Lenders to the Buy to Let investors are under attack for not permitting landlords to rent property to tenants on housing benefit.
Nearly all buy to let lenders as a lending policy or terms of lending “We will not consider multiple tenancies, Homes of Multiple Occupancy, bedsits, DSS tenants or ‘Related Person’ tenancies.”
The government is being urged by Work and Pensions Select Committee to address concerns that lenders are increasingly adopting “no DSS” criteria for the buy to let market
Mr Frank Field, chairman of the Work and Pensions Select Committee, commented: “The government claims its welfare reforms are intended to drive employment, but allowing banks to operate a “no DSS” policy is a return to the wicked old days of housing discrimination, with claimants effectively blacklisted for housing and at risk of being senselessly evicted for no greater crime than receiving housing benefit.”
He added: “NatWest is now taking a look at its policy, and other mortgage lenders will no doubt follow suit.

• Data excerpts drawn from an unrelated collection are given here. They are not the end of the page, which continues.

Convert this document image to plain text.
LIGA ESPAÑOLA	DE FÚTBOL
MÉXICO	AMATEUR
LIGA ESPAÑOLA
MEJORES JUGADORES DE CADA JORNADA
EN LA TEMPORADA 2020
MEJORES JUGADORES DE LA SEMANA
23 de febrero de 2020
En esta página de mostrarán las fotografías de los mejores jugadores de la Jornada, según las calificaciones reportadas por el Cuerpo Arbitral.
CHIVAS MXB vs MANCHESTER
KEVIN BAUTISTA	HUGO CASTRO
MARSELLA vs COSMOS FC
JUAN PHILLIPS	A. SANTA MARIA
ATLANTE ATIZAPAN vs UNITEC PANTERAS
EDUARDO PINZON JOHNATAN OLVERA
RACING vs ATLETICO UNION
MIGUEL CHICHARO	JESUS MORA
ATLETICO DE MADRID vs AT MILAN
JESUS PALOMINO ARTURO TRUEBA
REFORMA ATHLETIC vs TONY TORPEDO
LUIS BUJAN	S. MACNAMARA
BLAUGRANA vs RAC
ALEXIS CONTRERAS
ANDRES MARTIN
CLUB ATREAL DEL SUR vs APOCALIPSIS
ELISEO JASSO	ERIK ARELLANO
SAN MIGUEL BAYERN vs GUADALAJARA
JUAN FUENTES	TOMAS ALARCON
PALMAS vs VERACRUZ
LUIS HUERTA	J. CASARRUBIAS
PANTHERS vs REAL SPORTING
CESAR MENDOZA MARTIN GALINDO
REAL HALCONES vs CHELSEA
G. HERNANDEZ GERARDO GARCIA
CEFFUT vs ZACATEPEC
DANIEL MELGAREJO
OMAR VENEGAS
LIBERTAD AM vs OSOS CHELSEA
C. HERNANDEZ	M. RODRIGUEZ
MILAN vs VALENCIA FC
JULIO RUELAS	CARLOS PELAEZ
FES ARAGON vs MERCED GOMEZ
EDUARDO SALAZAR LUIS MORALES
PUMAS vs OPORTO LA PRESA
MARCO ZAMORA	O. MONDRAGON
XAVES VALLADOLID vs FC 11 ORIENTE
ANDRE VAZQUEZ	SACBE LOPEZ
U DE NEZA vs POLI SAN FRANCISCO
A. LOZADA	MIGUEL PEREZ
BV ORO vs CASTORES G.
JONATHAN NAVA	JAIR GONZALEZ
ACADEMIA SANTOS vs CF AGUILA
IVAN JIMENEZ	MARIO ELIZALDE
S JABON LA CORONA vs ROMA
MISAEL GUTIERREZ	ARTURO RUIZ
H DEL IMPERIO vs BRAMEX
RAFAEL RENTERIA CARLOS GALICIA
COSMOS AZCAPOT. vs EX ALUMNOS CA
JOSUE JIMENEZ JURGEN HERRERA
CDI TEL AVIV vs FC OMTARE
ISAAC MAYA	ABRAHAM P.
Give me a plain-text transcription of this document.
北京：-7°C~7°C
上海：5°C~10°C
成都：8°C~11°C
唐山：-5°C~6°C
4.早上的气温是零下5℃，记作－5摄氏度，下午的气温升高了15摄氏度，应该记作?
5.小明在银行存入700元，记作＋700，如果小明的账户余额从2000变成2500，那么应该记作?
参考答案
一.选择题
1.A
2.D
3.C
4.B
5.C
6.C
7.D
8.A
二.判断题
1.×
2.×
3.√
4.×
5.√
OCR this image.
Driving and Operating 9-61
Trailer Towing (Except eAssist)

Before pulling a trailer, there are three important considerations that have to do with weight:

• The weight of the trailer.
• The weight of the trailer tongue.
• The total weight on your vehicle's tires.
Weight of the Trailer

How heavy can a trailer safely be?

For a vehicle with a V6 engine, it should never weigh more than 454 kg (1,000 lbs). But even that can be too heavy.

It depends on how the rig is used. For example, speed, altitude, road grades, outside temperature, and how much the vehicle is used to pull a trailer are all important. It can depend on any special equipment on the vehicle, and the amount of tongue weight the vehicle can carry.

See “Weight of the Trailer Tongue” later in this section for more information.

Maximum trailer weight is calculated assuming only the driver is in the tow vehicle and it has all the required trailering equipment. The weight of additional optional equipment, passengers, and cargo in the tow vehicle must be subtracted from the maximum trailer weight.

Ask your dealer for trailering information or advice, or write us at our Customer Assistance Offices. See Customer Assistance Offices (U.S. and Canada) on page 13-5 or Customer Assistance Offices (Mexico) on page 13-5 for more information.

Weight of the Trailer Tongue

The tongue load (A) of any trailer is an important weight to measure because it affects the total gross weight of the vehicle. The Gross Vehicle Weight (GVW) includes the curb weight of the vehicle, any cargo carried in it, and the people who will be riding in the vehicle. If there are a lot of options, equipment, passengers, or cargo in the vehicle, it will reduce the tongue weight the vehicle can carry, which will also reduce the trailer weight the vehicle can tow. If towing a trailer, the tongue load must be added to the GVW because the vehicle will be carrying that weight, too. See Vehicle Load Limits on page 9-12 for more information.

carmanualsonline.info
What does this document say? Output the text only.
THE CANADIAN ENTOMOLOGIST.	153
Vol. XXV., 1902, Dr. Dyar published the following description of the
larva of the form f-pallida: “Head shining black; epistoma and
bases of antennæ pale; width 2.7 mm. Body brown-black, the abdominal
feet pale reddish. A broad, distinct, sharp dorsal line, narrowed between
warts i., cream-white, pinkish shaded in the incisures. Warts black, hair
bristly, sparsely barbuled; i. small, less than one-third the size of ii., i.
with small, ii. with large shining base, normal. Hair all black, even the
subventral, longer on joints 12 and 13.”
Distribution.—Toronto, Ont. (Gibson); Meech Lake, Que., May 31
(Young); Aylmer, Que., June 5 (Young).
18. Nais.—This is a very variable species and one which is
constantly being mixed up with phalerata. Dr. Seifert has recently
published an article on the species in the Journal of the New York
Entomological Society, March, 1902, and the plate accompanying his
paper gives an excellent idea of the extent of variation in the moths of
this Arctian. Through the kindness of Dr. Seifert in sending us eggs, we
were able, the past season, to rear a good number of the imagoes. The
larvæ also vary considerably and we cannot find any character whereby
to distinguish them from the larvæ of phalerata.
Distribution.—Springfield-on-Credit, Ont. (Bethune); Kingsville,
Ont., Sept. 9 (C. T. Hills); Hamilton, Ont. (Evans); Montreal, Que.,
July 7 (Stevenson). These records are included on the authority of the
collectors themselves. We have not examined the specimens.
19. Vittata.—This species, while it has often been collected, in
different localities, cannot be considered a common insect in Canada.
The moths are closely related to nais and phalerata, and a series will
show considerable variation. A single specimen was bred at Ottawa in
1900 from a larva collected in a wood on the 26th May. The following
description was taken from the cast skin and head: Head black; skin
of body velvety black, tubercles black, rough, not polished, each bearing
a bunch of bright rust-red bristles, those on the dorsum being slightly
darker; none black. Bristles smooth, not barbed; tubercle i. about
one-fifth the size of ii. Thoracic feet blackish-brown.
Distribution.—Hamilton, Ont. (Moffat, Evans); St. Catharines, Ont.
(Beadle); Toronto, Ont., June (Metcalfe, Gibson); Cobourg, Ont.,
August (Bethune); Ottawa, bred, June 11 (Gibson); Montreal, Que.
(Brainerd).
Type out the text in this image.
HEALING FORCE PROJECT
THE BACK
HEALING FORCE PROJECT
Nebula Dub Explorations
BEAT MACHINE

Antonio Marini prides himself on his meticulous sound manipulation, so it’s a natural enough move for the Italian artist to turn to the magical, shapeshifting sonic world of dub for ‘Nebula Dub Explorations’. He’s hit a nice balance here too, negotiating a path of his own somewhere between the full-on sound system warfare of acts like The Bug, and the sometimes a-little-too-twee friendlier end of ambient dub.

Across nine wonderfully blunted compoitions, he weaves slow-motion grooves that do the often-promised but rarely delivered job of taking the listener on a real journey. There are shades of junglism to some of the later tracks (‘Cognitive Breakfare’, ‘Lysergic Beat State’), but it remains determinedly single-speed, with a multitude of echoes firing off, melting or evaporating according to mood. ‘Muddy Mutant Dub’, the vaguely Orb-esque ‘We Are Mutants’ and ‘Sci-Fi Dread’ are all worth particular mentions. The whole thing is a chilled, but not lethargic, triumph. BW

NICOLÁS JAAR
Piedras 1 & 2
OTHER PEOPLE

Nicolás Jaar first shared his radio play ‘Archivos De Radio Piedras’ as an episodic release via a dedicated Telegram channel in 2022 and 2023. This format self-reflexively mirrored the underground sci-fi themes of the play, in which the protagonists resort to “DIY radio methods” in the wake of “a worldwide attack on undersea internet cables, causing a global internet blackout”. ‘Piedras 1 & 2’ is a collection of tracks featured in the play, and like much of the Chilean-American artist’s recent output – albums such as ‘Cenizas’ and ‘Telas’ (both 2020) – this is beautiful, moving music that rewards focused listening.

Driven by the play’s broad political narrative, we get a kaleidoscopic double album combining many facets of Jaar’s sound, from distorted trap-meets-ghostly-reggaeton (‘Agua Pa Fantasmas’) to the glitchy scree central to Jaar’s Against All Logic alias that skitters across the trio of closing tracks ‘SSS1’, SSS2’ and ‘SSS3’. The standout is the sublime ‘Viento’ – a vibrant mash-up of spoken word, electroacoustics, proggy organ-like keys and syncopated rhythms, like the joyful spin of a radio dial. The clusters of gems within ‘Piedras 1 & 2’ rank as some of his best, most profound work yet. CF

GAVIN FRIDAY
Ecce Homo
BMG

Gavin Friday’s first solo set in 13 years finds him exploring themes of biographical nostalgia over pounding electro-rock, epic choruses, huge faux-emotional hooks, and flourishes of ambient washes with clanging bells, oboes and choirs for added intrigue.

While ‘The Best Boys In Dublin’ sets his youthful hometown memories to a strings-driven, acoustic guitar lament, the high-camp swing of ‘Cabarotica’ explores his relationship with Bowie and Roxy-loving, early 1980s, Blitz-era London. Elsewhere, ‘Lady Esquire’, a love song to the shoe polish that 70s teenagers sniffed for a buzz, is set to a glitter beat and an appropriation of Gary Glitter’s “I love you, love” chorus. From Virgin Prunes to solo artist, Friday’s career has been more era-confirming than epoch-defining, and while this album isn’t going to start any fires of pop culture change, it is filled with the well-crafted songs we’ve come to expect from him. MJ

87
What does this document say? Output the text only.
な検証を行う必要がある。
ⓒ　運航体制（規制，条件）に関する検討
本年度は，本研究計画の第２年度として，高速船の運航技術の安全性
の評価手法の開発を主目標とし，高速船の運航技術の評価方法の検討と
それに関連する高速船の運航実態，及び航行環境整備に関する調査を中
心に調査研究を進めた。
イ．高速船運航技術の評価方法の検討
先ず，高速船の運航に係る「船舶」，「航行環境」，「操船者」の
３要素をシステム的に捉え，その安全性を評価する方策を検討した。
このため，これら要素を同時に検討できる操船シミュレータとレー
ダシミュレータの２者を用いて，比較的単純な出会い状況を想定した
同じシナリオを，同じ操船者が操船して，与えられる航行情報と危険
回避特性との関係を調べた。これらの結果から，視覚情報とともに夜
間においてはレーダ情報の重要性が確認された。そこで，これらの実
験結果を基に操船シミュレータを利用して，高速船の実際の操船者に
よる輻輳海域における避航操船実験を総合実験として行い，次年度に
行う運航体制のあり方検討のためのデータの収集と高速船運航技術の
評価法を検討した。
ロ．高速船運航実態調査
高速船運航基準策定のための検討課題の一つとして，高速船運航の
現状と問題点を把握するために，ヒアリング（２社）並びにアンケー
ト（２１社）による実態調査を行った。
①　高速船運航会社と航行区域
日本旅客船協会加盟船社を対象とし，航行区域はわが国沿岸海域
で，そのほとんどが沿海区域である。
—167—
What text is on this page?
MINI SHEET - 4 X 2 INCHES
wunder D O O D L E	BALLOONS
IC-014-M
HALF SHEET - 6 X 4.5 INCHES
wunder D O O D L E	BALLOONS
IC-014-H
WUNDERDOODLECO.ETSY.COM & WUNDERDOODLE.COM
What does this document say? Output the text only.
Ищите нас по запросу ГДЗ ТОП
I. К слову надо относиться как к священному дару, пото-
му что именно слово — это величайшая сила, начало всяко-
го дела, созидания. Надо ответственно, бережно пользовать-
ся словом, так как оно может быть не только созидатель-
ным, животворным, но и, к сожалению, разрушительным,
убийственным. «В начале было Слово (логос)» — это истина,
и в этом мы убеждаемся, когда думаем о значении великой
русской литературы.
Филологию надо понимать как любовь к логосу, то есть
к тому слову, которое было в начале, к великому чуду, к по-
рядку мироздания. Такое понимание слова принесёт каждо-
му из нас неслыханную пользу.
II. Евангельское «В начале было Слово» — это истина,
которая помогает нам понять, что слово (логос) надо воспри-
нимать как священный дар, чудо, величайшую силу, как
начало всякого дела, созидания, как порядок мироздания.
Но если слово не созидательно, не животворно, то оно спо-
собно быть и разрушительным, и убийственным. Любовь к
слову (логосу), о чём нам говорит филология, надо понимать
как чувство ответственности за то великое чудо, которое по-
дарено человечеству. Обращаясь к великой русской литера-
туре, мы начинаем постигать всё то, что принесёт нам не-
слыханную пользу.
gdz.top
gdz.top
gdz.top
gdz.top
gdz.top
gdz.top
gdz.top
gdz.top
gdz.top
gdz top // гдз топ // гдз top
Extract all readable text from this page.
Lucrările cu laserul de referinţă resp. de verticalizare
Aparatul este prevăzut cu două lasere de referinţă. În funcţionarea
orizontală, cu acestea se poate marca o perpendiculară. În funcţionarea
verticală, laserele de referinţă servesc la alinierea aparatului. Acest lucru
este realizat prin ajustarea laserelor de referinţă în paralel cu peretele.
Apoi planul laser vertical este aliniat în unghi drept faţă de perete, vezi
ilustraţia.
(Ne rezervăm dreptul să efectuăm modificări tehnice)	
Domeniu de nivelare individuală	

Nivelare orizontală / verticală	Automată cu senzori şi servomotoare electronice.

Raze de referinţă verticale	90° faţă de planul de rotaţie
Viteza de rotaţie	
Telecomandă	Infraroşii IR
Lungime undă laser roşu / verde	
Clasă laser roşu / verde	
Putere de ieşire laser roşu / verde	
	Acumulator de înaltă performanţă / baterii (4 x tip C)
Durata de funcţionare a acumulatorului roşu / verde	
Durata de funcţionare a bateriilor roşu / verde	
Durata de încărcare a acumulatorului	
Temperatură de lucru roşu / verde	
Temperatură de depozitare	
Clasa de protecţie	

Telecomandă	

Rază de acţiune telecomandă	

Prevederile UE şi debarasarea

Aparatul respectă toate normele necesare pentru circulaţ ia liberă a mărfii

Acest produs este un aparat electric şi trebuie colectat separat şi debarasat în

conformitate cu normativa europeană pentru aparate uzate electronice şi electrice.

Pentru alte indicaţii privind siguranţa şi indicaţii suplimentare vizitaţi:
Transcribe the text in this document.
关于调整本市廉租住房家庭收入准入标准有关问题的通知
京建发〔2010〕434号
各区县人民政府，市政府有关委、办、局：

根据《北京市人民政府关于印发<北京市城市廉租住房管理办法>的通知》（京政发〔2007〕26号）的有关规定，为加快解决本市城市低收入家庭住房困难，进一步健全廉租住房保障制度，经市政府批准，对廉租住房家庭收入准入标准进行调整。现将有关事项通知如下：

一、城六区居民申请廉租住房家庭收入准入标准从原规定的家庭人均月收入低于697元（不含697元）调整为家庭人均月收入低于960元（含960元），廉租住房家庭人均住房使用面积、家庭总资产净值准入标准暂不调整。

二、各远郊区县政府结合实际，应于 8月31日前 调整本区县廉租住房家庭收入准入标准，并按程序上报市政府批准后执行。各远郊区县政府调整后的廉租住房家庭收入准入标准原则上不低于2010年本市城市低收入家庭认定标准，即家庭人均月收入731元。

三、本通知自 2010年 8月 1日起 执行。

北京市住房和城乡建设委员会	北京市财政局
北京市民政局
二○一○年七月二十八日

If the change we need to protect people is not forthcoming voluntarily, we may need to look to regulation.”
Wicked old days of housing discrimination
Mr Field went on to say: “The government claims its welfare reforms are intended to drive employment, but allowing banks to operate a “no DSS” policy is a return to the wicked old days of housing discrimination, with claimants effectively blacklisted for housing and at risk of being senselessly evicted for no greater crime than receiving housing benefit.”
NatWest Bank came under fire in October after it was revealed that the bank was refusing to remortgage a property because it was being rented to a tenant receiving housing benefits. Although nearly all Buy to Let lenders are averse to lending where tenants are or may be on housing benefit and many have terms that stipulate landlords cannot let to tenants on benefits.
Natwest has said it is carrying out a review of its lending policy and will inform the committee of the outcome later in the year.
Data from our parent company Landlord Advice UK show that out of the evictions carried out 87% of the defendants where possession was sought were on benefits. Out of the 87% only 8% of the defendants paid the debt as ordered by the court on or before the 14 days.
Landlord Advice UK do not have any data if the debt was paid after the 14 days.
Recent example from Liverpool county court; Claimant went before a judge a claim under section 8 for rent arrears. Defendant did not attend. Claimant sought possession in 14 days, which the Learned Judge gave. When it came to the money judgement the judge asked the claimant if he wanted a judgement for the rent arrears and Legal costs. The Claimant said no, he did not want a judgement for rent arrears or costs. The Judge said “I presume that’s because you know you are not going to get any money from the defendant”. The judge was of course right, that’s exactly the reason the claimant did not seek any money judgement.
Housing benefit tenants are a high risk and lenders are entitled calculate the risk
There is no doubt tenants on housing benefit are a high risk and lenders are entitled calculate the risk when lending to investors. If tenants are not paying the rent (high risk tenants) and in turn the landlord defaults on the mortgage that is of course going to be a concern for the lender.
Mr Hanson from the British Landlords Association commented “We understand the lenders concerns and they are entitled to calculate the risk when lending, however, we very much hope all lenders in the Buy to let market can come up with a product that does not discriminate tenants on benefits. It is not just the lenders, but the insurance companies too who run a discriminatory policy. Many landlords are unable to insure their buildings if the tenant is on housing benefit. This needs to be addressed hand in hand with the lending policy of lenders.”